さすがに民衆のやつらはいねぇが、それでも相当な規模だ…。
おら…楽しみになってきたぞっ!
空中には明かりの灯った光が浮いている…。
これも魔法かなんかかな…。
おかげで色々見渡せるわ…。
目の前の大テーブルにはたくさんのご馳走が…。
ケーキやデザートはもちろん、なんかの唐揚げだのオムライス的なやつだの…。
海鮮丼みてぇなやつまであるじゃねぇか!
俺好きなんだよ!
ラッキー!
「すげっ!いくらなんでも豪勢だろ…。誰が作ってんの?」
俺の何気ない質問にメーラはたんたんと答えてくれた。
「魔王城にいるもので作り上げました…。
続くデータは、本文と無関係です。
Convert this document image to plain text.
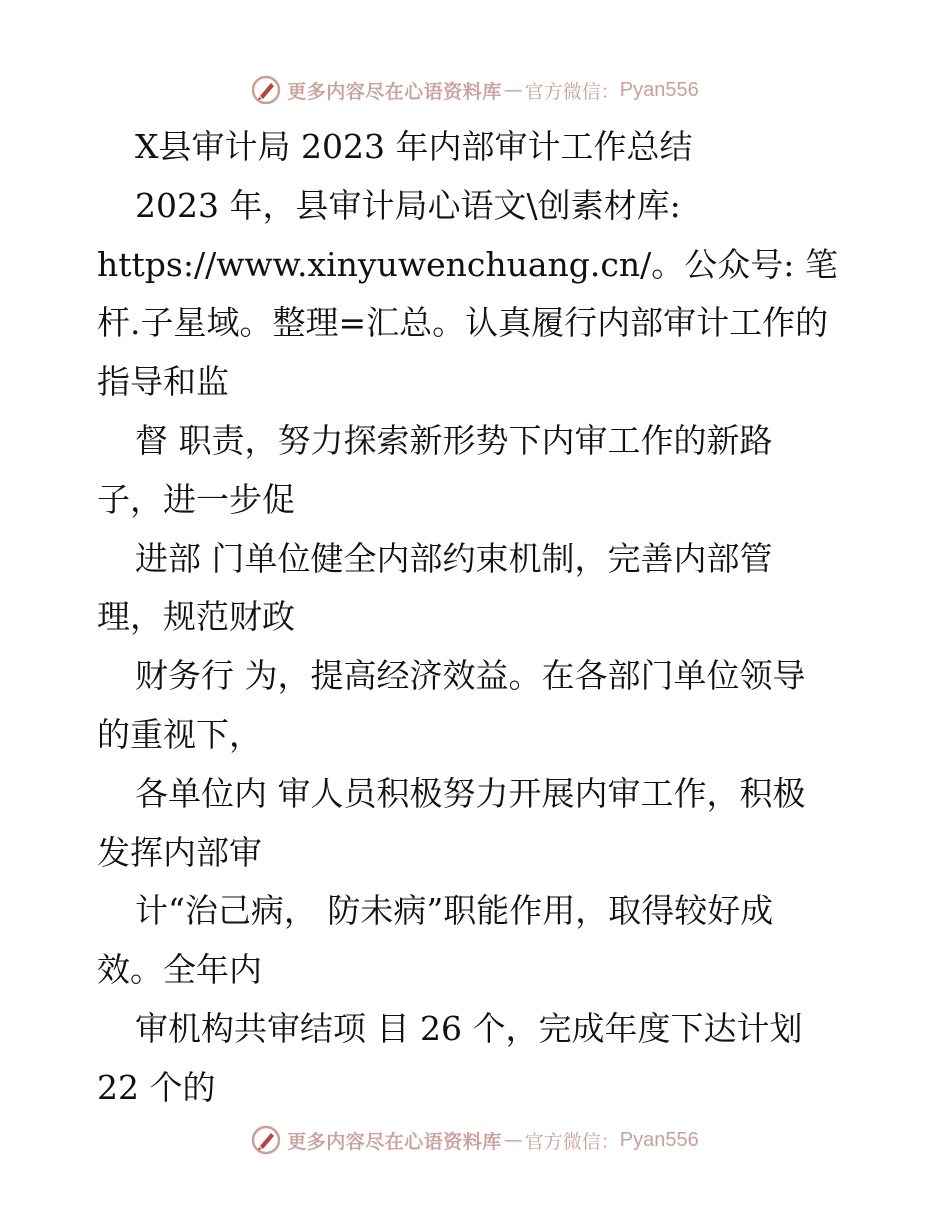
更多内容尽在心语资料库 — 官方微信： Pyan556
X县审计局 2023 年内部审计工作总结
2023 年，县审计局心语文\创素材库:
https://www.xinyuwenchuang.cn/。公众号: 笔
杆.子星域。整理=汇总。认真履行内部审计工作的
指导和监
督 职责，努力探索新形势下内审工作的新路
子，进一步促
进部 门单位健全内部约束机制，完善内部管
理，规范财政
财务行 为，提高经济效益。在各部门单位领导
的重视下，
各单位内 审人员积极努力开展内审工作，积极
发挥内部审
计“治己病， 防未病”职能作用，取得较好成
效。全年内
审机构共审结项 目 26 个，完成年度下达计划
22 个的
更多内容尽在心语资料库 — 官方微信： Pyan556
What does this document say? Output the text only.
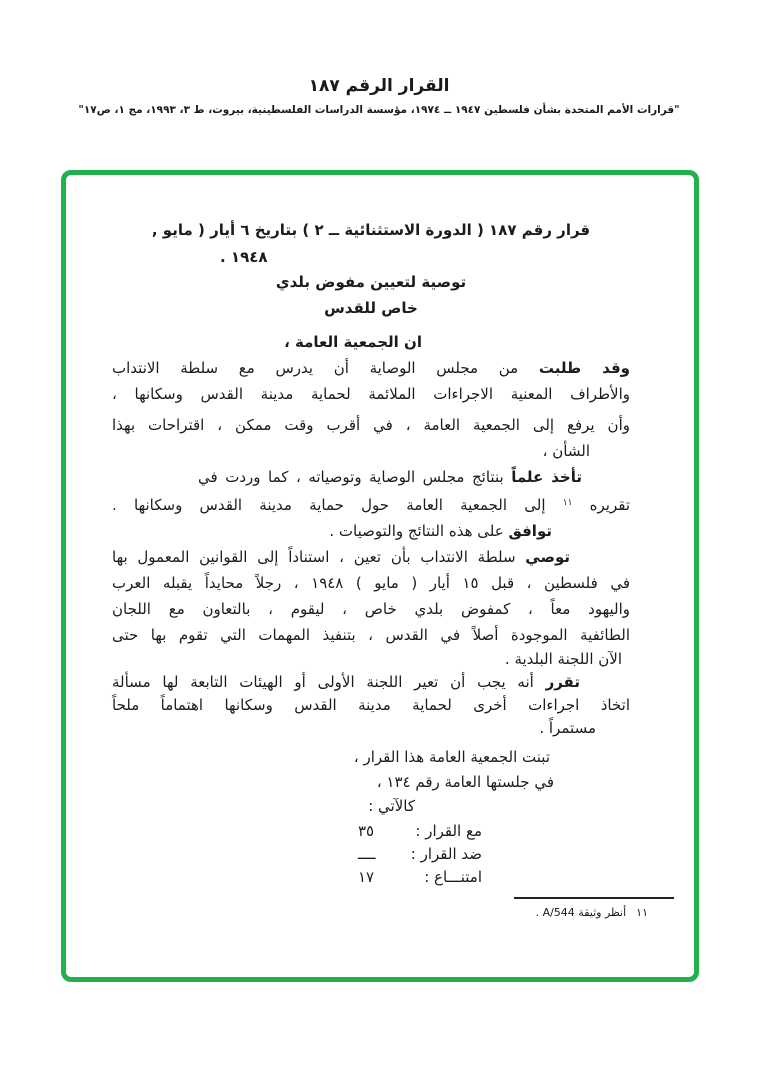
القرار الرقم ١٨٧
"قرارات الأمم المتحدة بشأن فلسطين ١٩٤٧ ــ ١٩٧٤، مؤسسة الدراسات الفلسطينية، بيروت، ط ٣، ١٩٩٣، مج ١، ص١٧"
قرار رقم ١٨٧ ( الدورة الاستثنائية ــ ٢ ) بتاريخ ٦ أيار ( مايو ,
١٩٤٨ .
توصية لتعيين مفوض بلدي
خاص للقدس
ان الجمعية العامة ،
وقد طلبت من مجلس الوصاية أن يدرس مع سلطة الانتداب
والأطراف المعنية الاجراءات الملائمة لحماية مدينة القدس وسكانها ،
وأن يرفع إلى الجمعية العامة ، في أقرب وقت ممكن ، اقتراحات بهذا
الشأن ،
تأخذ علماً بنتائج مجلس الوصاية وتوصياته ، كما وردت في
تقريره $^{١١}$ إلى الجمعية العامة حول حماية مدينة القدس وسكانها .
توافق على هذه النتائج والتوصيات .
توصي سلطة الانتداب بأن تعين ، استناداً إلى القوانين المعمول بها
في فلسطين ، قبل ١٥ أيار ( مايو ) ١٩٤٨ ، رجلاً محايداً يقبله العرب
واليهود معاً ، كمفوض بلدي خاص ، ليقوم ، بالتعاون مع اللجان
الطائفية الموجودة أصلاً في القدس ، بتنفيذ المهمات التي تقوم بها حتى
الآن اللجنة البلدية .
تقرر أنه يجب أن تعير اللجنة الأولى أو الهيئات التابعة لها مسألة
اتخاذ اجراءات أخرى لحماية مدينة القدس وسكانها اهتماماً ملحاً
مستمراً .
تبنت الجمعية العامة هذا القرار ،
في جلستها العامة رقم ١٣٤ ،
كالآتي :
مع القرار :
٣٥
ضد القرار :
ــــ
امتنـــاع :
١٧
١١
أنظر وثيقة A/544 .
バレないように極秘で調理しましたが…」
「あぁ…なるほど…。それでいつもより騒がしくなかったわけか…」
今思えば今日の朝はいくらか静かだったわ…。
秘密裏に色々用意していたわけね…。
そんな風に思っていると…
ゾロゾロゾロ…
「あの…あのときの演説…感動しました!」
「いやぁ…さすがです!」
「俺…ユキさんに憧れるんす!」
「クリス様の馴れ初めの話…聞かせてください!」
「…おっ…おぅ?」
なんだなんだぁ?
突然俺の周りを魔物達が囲んできたぞ…?
そんなに俺のこと…気になるのか?
いやぁ…照れるねぇ…。
「おい!…そんな一斉にユキを取り囲むな!私の…その…大事な男なのだぞ!」
「「はぁーい…」」
クリスの鋭い一声でおとなしくなるものの…なんかみんなの反応が緩いな…。
いつもならシャキッとしてるんだけど…。
…まぁせっかくのパーティーだ。
今日ぐらい緩くてもいいかな…。